Uno degli elementi che rende "Liekinheitin" così chiacchierata è il violino suonato dal vivo da Linda sul palco della Wiener Stadthalle. Per regolamento, all’Eurovision la base strumentale è di norma pre‑registrata e l’unico elemento live è la voce. È stato però concesso alla violinista un permesso speciale per eseguire dal vivo alcuni segmenti, poiché l’elemento è artisticamente centrale e tecnicamente gestibile.

Questa deroga non nasce dal nulla: nel 2025, infatti, era stato l’italiano Lucio Corsi a spingere per un uso dal vivo degli strumenti sul palco (nel suo caso l’armonica), aprendo di fatto un dibattito su quanto l’Eurovision dovesse restare ancorato alle basi e quanto potesse riavvicinarsi all’idea di concerto vero e proprio. In questo senso la Finlandia, più che inventare da zero, sembra aver preso la lezione di Corsi portandola all’estremo: non solo un violino in scena, ma un violino protagonista, suonato davvero e al centro della regia televisiva.

Il vantaggio su Sal Da Vinci

Sul fronte delle quote, il distacco tra Finlandia e Italia è chiaro: "Liekinheitin" è in cima alle lavagne da settimane con probabilità di vittoria altissima, mentre Sal Da Vinci con ‘Per sempre sì’ insegue più indietro, pur in forte crescita dopo le prove.
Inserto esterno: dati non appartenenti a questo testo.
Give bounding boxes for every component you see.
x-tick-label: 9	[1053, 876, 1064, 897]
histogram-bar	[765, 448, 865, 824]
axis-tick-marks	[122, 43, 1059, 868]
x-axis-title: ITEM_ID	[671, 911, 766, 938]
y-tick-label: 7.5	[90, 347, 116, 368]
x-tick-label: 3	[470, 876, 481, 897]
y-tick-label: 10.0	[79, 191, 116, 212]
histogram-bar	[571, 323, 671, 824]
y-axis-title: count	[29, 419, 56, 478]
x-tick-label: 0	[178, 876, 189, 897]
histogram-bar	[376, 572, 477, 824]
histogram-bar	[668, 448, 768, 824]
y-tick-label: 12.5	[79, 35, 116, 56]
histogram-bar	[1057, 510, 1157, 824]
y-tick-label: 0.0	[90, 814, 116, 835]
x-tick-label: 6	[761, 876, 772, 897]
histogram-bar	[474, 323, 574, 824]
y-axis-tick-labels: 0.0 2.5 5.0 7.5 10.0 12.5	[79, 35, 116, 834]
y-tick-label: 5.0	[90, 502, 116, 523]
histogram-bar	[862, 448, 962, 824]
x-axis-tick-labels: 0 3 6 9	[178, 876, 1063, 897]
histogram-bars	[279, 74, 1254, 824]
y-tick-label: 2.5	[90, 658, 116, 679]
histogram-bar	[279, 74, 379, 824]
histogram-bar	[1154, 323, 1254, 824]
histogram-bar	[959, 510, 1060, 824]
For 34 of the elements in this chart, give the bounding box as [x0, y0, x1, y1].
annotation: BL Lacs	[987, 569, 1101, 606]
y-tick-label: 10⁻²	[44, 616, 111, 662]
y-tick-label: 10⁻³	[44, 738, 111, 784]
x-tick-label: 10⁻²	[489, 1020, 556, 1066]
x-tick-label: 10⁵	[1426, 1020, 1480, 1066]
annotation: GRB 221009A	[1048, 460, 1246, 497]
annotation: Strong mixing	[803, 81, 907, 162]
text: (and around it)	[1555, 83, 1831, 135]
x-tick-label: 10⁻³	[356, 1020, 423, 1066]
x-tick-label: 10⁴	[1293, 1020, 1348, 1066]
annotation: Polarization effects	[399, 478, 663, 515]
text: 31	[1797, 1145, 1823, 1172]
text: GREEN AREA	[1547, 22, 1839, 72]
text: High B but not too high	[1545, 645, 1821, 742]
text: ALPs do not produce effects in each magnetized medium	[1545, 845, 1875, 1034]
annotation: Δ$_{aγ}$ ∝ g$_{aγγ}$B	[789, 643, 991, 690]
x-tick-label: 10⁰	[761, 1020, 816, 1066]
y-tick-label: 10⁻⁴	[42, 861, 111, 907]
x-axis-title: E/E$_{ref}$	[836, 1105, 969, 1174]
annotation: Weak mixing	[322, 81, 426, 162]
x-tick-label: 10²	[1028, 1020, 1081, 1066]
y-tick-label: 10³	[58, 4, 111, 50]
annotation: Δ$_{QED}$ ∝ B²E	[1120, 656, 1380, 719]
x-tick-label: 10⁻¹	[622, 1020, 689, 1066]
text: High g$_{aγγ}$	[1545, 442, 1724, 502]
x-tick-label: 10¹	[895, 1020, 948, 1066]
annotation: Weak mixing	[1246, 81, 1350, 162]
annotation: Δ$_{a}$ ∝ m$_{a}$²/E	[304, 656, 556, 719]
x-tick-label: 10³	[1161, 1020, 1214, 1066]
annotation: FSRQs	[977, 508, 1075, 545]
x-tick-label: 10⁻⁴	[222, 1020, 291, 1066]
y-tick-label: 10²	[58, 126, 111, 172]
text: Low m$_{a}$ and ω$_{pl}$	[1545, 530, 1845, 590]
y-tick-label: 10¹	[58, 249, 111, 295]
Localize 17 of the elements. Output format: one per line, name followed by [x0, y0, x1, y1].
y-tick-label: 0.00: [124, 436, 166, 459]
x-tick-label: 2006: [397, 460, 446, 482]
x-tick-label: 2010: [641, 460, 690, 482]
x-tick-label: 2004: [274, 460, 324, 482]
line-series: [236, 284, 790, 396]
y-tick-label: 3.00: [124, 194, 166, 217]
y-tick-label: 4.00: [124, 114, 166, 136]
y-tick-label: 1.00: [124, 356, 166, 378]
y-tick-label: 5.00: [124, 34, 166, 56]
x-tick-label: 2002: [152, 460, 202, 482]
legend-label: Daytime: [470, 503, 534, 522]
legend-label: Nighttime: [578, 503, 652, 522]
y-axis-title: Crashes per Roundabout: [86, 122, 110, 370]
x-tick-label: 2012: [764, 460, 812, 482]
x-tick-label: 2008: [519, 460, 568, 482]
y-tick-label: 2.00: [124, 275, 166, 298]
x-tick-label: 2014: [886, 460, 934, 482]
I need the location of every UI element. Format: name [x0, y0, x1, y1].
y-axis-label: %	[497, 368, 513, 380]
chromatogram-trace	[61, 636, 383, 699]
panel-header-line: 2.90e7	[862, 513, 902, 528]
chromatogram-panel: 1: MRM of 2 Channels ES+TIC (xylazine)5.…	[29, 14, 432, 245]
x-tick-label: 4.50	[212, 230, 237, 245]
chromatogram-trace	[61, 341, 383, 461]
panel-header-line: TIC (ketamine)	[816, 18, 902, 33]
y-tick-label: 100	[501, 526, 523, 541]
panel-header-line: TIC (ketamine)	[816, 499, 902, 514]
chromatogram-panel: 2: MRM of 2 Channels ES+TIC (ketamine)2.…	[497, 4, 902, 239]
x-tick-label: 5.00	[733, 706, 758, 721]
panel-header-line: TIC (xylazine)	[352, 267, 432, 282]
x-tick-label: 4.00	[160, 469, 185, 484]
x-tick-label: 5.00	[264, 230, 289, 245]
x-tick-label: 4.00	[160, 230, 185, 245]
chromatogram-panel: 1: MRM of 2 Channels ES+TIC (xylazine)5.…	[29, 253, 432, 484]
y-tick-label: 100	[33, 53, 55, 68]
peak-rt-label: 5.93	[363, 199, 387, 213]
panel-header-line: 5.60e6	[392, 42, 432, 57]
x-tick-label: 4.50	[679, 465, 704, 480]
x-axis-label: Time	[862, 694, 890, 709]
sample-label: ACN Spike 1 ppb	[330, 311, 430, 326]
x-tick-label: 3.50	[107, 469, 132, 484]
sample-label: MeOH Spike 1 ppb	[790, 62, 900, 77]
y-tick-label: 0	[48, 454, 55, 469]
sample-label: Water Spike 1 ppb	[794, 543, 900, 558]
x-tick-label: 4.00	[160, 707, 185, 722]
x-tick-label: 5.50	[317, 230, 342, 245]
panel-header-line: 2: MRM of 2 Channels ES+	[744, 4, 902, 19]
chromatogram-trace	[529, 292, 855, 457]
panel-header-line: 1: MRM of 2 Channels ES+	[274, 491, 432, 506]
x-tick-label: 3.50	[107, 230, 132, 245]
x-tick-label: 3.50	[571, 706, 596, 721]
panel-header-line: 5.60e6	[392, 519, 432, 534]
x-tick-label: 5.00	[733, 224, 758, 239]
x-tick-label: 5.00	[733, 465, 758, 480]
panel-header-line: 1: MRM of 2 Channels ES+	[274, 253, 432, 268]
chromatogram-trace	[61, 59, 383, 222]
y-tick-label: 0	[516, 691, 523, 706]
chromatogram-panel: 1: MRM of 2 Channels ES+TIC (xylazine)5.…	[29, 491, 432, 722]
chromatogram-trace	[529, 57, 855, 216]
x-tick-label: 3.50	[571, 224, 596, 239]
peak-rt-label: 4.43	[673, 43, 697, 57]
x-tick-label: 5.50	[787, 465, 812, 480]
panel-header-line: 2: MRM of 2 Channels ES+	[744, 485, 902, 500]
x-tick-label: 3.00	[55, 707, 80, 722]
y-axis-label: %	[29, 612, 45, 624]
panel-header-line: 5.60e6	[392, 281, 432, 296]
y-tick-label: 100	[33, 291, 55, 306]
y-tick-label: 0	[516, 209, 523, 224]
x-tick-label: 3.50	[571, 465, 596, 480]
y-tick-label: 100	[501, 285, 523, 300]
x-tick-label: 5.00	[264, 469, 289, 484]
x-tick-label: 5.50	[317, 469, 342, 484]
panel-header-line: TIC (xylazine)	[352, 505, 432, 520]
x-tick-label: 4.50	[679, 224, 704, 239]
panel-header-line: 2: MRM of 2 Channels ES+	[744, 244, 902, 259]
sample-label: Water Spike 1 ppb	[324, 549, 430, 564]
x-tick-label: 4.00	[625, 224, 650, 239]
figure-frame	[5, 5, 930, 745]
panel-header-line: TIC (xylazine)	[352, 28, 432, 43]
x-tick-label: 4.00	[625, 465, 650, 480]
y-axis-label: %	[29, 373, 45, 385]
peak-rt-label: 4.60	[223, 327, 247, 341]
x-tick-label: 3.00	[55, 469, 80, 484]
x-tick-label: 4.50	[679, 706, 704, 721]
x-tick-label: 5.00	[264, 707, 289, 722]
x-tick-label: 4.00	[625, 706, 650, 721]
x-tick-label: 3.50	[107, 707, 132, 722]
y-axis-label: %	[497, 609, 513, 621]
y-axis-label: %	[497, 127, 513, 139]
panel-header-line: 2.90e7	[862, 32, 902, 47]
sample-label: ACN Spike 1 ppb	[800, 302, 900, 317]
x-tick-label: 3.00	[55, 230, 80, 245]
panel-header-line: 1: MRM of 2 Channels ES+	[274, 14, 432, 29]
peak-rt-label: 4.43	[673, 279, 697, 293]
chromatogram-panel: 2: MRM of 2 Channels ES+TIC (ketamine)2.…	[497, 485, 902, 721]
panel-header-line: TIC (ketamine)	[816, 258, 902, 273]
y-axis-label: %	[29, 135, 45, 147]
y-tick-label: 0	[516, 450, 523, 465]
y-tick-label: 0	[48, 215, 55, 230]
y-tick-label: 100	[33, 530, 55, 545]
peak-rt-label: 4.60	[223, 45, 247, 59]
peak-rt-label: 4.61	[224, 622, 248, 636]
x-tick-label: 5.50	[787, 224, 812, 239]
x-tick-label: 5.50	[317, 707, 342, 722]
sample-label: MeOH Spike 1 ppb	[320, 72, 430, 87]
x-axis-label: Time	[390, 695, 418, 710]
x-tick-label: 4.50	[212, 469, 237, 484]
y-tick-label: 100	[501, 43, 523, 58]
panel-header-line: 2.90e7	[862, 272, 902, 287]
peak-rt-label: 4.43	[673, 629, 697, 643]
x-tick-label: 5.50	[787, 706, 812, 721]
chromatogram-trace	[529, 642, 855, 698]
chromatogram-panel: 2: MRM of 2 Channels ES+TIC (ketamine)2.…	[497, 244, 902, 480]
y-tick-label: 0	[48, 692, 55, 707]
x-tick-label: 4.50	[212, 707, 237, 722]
E la differenza non è solo numerica, ma di percezione. Il brano finlandese viene letto come una proposta moderna, che fonde produzione contemporanea, tensione orchestrale e un immaginario visivo molto curato. "Per sempre sì" è invece un classico della canzone d’amore all’italiana, caldo e melodico, che gioca soprattutto sull’emozione e sull’identità nazionale.

Tradotto: per i bookmaker e per molti analisti europei, la Finlandia ha un vantaggio perché parla la lingua sonora del presente continentale. Mentre l’Italia si affida a un registro più tradizionale, molto forte a casa ma forse meno ‘spendibile’ in un televoto paneuropeo. Non a caso "Liekinheitin" è indicata come la migliore occasione finlandese di un secondo trionfo dopo i Lordi del 2006, in una traiettoria che passa anche dal secondo posto di Käärijä nel 2023.